Députée de 1998 à 2018, Agnès Maltais, qui appuie SABSA depuis ses débuts, a accepté sans hésiter de prendre la présidence de la Fondation.

Agnès Maltais à la tête de la Fondation SABSA

La coopérative de solidarité SABSA a créé une fondation afin de «pérenniser son travail auprès des clientèles vulnérables». Et c’est l’ex-députée de Taschereau Agnès Maltais qui la présidera, a appris Le Soleil.

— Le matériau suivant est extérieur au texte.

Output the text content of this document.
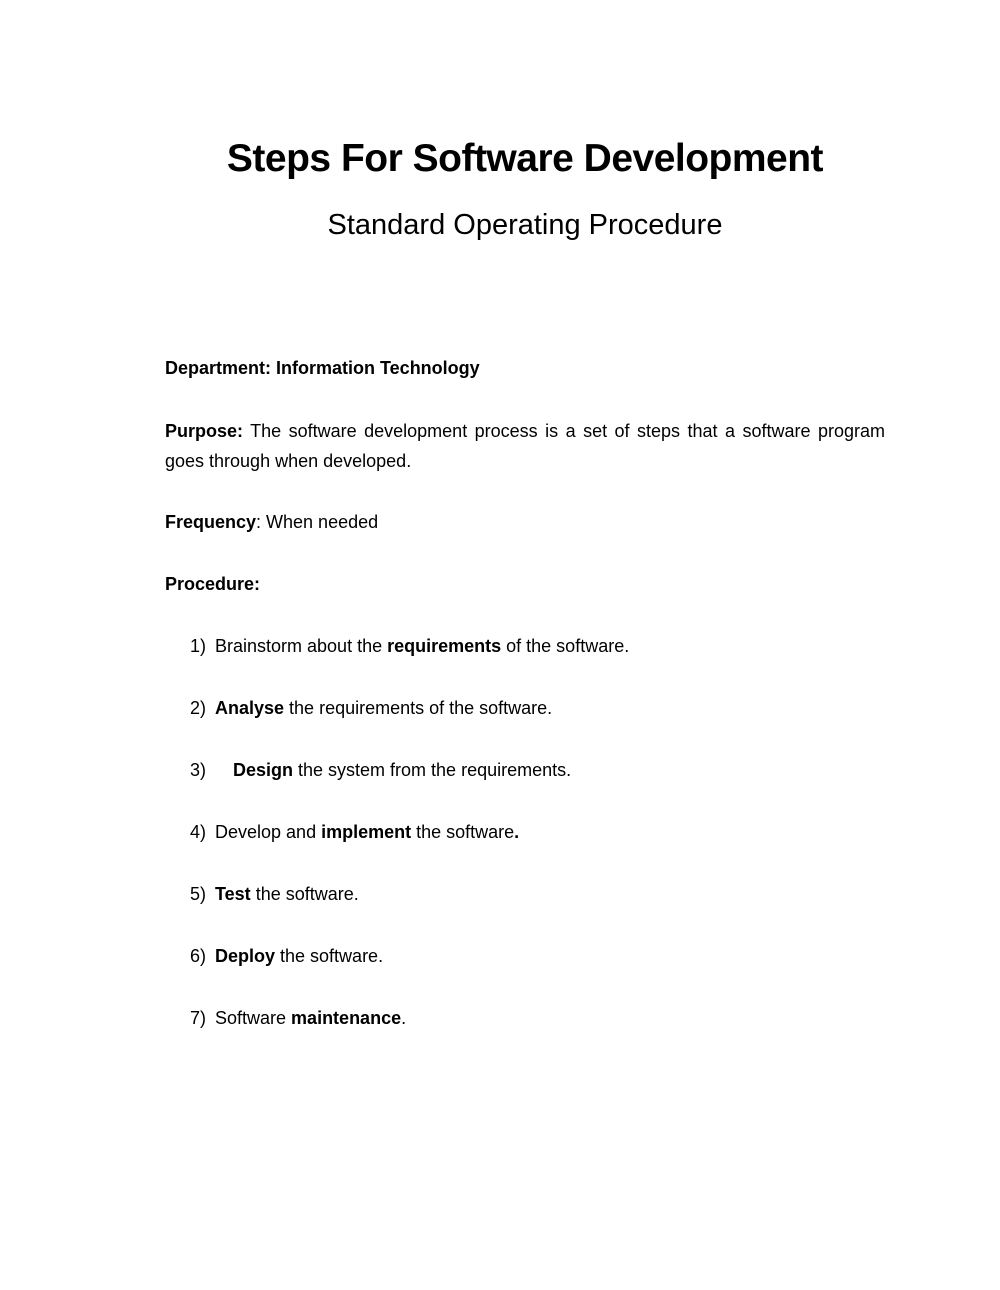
Steps For Software Development
Standard Operating Procedure

Department: Information Technology

Purpose: The software development process is a set of steps that a software program goes through when developed.

Frequency: When needed

Procedure:

1) Brainstorm about the requirements of the software.
2) Analyse the requirements of the software.
3)	Design the system from the requirements.
4) Develop and implement the software.
5) Test the software.
6) Deploy the software.
7) Software maintenance.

La Fondation SABSA aura pour objectif de «supporter les infirmières et les intervenantes de la coopérative de solidarité pour qu’elles puissent continuer d’offrir des services de soins de santé à une clientèle vulnérable qui éprouve des difficultés d’accès au système», annoncera-t-on mardi.

La clinique SABSA offre environ 3600 consultations par année à des patients qui ont pour la majorité une situation et un état de santé précaires (hépatite C, VIH, toxicomanie, problèmes de santé mentale, souvent pas de carte d’assurance maladie et sans médecin de famille dans 64 % des cas).  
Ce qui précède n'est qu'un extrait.